Originally published in the Cambridge Chronicle on Feb. 25, 2014.

Food service workers at Lesley University came before the Cambridge City Council Monday, Feb. 24, to ask for their support in contract negotiations they say have stalled.

According to the policy order, submitted by councilors Marc McGovern and Denise Simmons, the workers voted to join Unite Here Local 26 in March last year. They’ve been trying to negotiate a contract ever since, several members said at the Monday night meeting.

Randy Wright, a cook at Lesley, said that he had never been treated with as much disrespect as in the last five years working for Bon Appetit, the company Lesley contracts for its dining services. Wright said he’s been a cook for 35 years.

“This is the first job I’ve worked where they really don’t care about their employees,” Wright said. “I only make $17,000 a year and I live in a rooming house in the worst part of Dorchester. I don’t feel safe. I’d love to live in Cambridge, but I can’t afford it.”

Lesley faculty member, Eleanor Roffman, described the inability of the university to pay its lowest-paid workers a livable wage a “grave injustice.” Lesley student Theresa Powers said it was ridiculous that these workers were feeding her every day and yet didn’t have enough money to feed their own families.

“It’s really difficult to be proud of a school whose actions don’t line up with the values that they preach,” Powers said. “It’s really important that Lesley make a change.”

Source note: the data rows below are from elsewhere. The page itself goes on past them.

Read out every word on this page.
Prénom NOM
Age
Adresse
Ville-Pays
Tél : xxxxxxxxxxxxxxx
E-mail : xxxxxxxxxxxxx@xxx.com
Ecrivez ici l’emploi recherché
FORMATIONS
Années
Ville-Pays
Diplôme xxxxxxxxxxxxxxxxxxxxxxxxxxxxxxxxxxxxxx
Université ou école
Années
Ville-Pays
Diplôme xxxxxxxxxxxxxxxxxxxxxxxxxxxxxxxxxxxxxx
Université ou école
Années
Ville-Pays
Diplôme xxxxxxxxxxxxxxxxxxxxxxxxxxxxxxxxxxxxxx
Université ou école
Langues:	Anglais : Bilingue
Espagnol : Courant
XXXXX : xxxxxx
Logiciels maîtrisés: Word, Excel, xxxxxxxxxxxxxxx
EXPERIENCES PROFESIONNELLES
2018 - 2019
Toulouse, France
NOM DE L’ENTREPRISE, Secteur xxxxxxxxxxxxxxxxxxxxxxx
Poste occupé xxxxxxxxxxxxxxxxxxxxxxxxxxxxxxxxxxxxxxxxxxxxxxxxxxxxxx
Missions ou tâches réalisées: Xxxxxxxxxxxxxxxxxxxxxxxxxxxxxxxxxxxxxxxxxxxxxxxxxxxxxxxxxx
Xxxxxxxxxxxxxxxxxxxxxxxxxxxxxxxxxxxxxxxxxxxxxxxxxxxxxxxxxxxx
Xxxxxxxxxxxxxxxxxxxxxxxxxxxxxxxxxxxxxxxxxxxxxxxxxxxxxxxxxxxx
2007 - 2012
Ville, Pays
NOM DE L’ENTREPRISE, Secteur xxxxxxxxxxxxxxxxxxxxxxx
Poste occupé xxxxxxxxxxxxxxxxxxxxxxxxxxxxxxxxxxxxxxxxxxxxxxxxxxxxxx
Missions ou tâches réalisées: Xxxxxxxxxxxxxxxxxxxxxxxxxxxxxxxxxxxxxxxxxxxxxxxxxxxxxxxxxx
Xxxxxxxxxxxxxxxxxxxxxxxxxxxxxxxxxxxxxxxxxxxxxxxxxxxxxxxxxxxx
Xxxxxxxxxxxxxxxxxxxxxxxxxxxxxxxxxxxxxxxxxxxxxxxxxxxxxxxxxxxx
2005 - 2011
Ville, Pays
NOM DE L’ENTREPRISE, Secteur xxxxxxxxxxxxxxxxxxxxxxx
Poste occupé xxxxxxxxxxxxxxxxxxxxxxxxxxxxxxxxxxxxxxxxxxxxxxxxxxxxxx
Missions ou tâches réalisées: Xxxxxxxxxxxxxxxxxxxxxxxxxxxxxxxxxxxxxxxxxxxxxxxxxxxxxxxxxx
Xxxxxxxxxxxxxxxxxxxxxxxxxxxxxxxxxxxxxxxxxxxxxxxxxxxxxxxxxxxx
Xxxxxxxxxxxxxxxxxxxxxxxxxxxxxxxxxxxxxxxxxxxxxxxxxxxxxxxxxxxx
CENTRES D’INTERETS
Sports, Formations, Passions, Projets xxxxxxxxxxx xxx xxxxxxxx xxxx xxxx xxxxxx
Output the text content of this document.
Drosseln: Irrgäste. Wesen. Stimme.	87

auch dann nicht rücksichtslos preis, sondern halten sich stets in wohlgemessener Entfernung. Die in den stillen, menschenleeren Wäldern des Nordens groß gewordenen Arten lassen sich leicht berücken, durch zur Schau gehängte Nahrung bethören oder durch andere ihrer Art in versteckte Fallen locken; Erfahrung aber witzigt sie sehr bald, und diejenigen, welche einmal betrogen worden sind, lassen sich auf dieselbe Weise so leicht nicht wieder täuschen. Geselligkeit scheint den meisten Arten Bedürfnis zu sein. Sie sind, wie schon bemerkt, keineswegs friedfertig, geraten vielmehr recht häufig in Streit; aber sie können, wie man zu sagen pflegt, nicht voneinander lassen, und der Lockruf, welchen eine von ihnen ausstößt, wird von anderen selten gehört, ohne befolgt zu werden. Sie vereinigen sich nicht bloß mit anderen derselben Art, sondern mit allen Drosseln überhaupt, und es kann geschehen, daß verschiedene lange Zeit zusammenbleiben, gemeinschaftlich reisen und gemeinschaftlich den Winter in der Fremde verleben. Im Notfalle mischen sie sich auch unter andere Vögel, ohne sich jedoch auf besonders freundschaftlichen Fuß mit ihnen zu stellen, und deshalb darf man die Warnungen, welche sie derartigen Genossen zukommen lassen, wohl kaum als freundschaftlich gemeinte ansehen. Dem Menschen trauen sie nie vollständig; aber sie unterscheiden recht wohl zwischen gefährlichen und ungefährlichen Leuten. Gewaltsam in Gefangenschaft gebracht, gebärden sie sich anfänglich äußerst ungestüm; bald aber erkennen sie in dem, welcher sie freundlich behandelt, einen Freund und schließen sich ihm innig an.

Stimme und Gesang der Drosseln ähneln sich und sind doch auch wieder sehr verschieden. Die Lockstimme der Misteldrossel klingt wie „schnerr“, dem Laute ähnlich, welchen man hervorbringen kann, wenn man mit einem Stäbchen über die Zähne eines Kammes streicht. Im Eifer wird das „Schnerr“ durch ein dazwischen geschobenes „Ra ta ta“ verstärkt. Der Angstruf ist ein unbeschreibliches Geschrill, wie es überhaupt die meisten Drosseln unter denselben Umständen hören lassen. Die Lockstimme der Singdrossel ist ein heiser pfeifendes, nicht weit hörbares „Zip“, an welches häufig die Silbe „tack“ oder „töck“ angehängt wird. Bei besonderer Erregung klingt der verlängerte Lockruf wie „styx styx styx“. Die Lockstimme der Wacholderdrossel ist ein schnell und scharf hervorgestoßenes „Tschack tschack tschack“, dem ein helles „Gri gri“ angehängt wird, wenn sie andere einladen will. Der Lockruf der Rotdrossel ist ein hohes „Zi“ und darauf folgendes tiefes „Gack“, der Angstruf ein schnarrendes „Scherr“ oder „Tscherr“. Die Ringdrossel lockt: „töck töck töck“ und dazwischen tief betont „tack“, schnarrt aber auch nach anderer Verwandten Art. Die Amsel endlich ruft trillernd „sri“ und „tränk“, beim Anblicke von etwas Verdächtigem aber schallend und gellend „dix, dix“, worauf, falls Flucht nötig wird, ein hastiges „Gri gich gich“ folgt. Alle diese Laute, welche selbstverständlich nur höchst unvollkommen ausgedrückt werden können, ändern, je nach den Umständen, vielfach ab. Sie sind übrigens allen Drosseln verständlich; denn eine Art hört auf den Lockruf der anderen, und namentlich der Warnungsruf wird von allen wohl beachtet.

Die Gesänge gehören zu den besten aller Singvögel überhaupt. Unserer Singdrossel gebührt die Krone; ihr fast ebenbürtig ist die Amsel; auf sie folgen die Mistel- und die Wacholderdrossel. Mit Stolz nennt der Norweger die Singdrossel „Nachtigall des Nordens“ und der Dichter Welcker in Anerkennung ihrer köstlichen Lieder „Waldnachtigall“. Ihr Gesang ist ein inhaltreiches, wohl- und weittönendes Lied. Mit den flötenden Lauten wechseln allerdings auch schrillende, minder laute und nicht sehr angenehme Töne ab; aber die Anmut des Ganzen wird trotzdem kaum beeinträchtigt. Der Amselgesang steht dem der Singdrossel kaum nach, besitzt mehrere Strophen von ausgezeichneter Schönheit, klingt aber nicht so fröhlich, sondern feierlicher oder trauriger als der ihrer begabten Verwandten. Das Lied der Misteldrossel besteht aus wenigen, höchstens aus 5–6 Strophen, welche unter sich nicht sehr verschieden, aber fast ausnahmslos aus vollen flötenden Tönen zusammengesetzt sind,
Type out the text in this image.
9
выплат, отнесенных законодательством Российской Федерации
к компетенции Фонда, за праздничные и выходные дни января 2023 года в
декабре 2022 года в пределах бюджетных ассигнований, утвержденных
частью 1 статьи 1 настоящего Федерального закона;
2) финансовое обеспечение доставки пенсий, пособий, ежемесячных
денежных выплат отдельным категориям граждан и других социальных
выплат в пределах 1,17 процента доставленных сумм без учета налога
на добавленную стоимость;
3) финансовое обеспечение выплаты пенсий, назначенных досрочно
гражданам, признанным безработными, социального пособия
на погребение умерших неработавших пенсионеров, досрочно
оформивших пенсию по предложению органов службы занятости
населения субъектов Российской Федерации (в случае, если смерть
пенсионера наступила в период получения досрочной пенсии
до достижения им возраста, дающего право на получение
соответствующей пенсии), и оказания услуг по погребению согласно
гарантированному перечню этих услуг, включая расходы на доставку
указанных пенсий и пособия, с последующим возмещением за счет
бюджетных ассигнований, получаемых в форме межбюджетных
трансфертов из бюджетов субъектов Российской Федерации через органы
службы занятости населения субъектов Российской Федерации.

Lesley University director of communications, John Sullivan, declined to comment.

“We respect the collective bargaining process so any comment on this situation really should come from the parties at the bargaining table, Bon Appetit and the union representing Bon Appetit’s employees,” Sullivan said.

Councilor McGovern said he was frustrated Lesley wasn’t “willing to step up to the plate” and intervene in the contract negotiations.

“If you hire someone to do a job for you, and that person is mistreating their employees, you absolutely have a responsibility to get involved,” McGovern said. “You are paying that subcontractor with university funds, and they are blatantly mistreating their workers.”

Ed Fogarty, the general manager for Bon Appetit at Lesley, also declined to comment and deferred further questions to Bonnie Powell, director of communications for Bon Appetit.

“We can’t comment on either employee compensation, which is confidential, or on ongoing union negotiations,” Fogarty said. Powell offered the same response.

The City Council unanimously passed a policy to “go on record expressing support for food service workers at Lesley University as they strive for a better life and calling on university leadership to facilitate a just and expeditious settlement between the workers and their employer.”